Monthly career interview with professionals in the creative sector
1. What is your current role and how long have you been working in it?
Since 2000 I’ve been head of the IFI Irish Film Archive, which is part of the Irish Film Institute, Ireland’s cultural institution for Film. www.ifi.ie. The Archive is custodian of Ireland’s national moving image collection, a unique cultural and historical resource reflecting indigenous film production from 1897 to the present day. We preserve a wide range of moving image types, including newsreels, feature films, animations, home movies and documentaries. In addition to the work of such luminaries as John Boorman, Neil Jordan and Jim Sheridan we hold films made within local communities by amateur filmmakers. Our collections are a record of the last century’s most important social, political and historical events; making these images available to the Irish public enables us to collectively connect with our past and enriches our understanding of this pivotal period in Irish history. My job is to devise our strategy, oversee the development and implementation of policies and procedures and to secure funding to ensure we can continue to develop.

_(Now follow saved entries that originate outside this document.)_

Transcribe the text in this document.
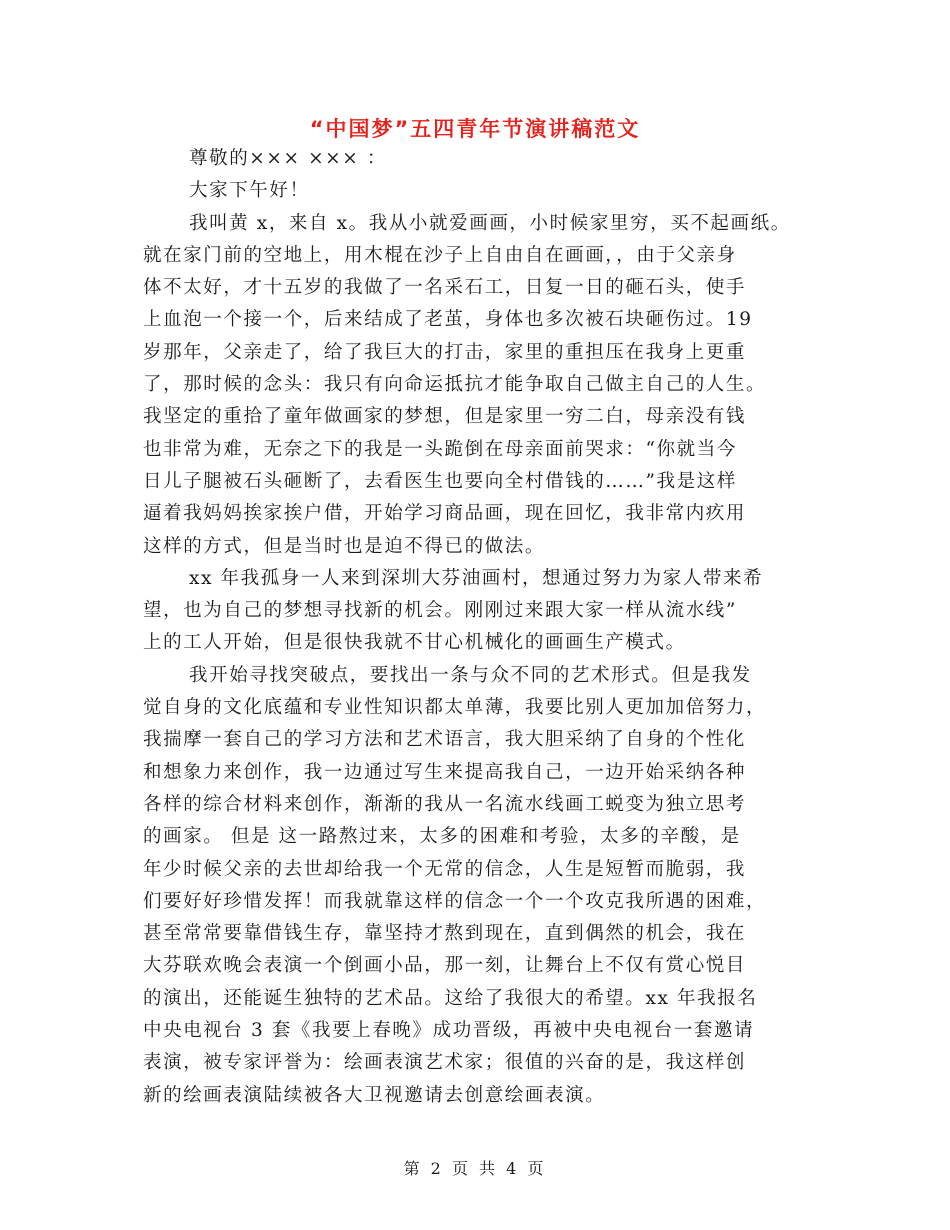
“中国梦”五四青年节演讲稿范文
尊敬的××× ××× ：
大家下午好！
我叫黄 x，来自 x。我从小就爱画画，小时候家里穷，买不起画纸。
就在家门前的空地上，用木棍在沙子上自由自在画画，，由于父亲身
体不太好，才十五岁的我做了一名采石工，日复一日的砸石头，使手
上血泡一个接一个，后来结成了老茧，身体也多次被石块砸伤过。19
岁那年，父亲走了，给了我巨大的打击，家里的重担压在我身上更重
了，那时候的念头：我只有向命运抵抗才能争取自己做主自己的人生。
我坚定的重拾了童年做画家的梦想，但是家里一穷二白，母亲没有钱
也非常为难，无奈之下的我是一头跪倒在母亲面前哭求：“你就当今
日儿子腿被石头砸断了，去看医生也要向全村借钱的……”我是这样
逼着我妈妈挨家挨户借，开始学习商品画，现在回忆，我非常内疚用
这样的方式，但是当时也是迫不得已的做法。
xx 年我孤身一人来到深圳大芬油画村，想通过努力为家人带来希
望，也为自己的梦想寻找新的机会。刚刚过来跟大家一样从流水线”
上的工人开始，但是很快我就不甘心机械化的画画生产模式。
我开始寻找突破点，要找出一条与众不同的艺术形式。但是我发
觉自身的文化底蕴和专业性知识都太单薄，我要比别人更加加倍努力，
我揣摩一套自己的学习方法和艺术语言，我大胆采纳了自身的个性化
和想象力来创作，我一边通过写生来提高我自己，一边开始采纳各种
各样的综合材料来创作，渐渐的我从一名流水线画工蜕变为独立思考
的画家。 但是 这一路熬过来，太多的困难和考验，太多的辛酸，是
年少时候父亲的去世却给我一个无常的信念，人生是短暂而脆弱，我
们要好好珍惜发挥！而我就靠这样的信念一个一个攻克我所遇的困难，
甚至常常要靠借钱生存，靠坚持才熬到现在，直到偶然的机会，我在
大芬联欢晚会表演一个倒画小品，那一刻，让舞台上不仅有赏心悦目
的演出，还能诞生独特的艺术品。这给了我很大的希望。xx 年我报名
中央电视台 3 套《我要上春晚》成功晋级，再被中央电视台一套邀请
表演，被专家评誉为：绘画表演艺术家；很值的兴奋的是，我这样创
新的绘画表演陆续被各大卫视邀请去创意绘画表演。
第 2 页 共 4 页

2. How did you get to where you are today and what influenced your decision to work in your chosen field?
I followed a fairly circuitous route, which I think shows how difficult it is to know what career you want when in school. I had always intended a career in fashion and studied it for 4 years in NCAD before realising I didn’t like the business side. A brief detour into media studies led to a work placement at the National Museum of Ireland, where I became aware that archiving was a profession. I ended up staying in the Museum for 5 years working in the conservation department, during that time I completed a part-time MA in Museum Studies from Leicester University. There was a public service recruitment embargo then, so my chances of a permanent job were restricted and I decided to get a post grad qualification in Archiving from UCD. This led me to a brief stint managing a digitisation project in the National Archives, during which time I applied for, and was offered my current role.
3. What do you love/enjoy most about your job?
It’s very rewarding to know that I am helping to protect and share our national memory. The collections in the Archive are endlessly fascinating, the material we safe-guard is such a vivid and tangible document of Ireland’s past and really shows the development of modern Ireland at a time of unprecedented change. After all these years I’m still excited by the content of our collections and eager to make them as widely available as possible which is why developing the IFI Player has been such a rewarding experience www.ifiplayer.ie. Another bonus is that I work with an amazing team, who are dedicated and fearlessly take on every challenge they encounter. I can honestly say the commitment and enthusiasm of the archive team is one of the things I enjoy most about my job.
4. And what are the most challenging parts of your job?
I think that moving image preservation is unfortunately not as high up the cultural agenda as it should be and funding is always an issue within the arts in Ireland. Approximately 70% of the Irish Film Institute’s revenue is self-generated with the remainder coming from grants, sponsorship and our commercial activities; the Irish Arts Council is our main funder. As is common in many cultural institutions the Archive has been under-staffed and under-resourced for much of its existence. However, despite these difficulties the Archive has been fortunate to have an energetic and highly experienced staff that ensure the resources available to them are effectively employed and we have been able to achieve a lot with small budgets.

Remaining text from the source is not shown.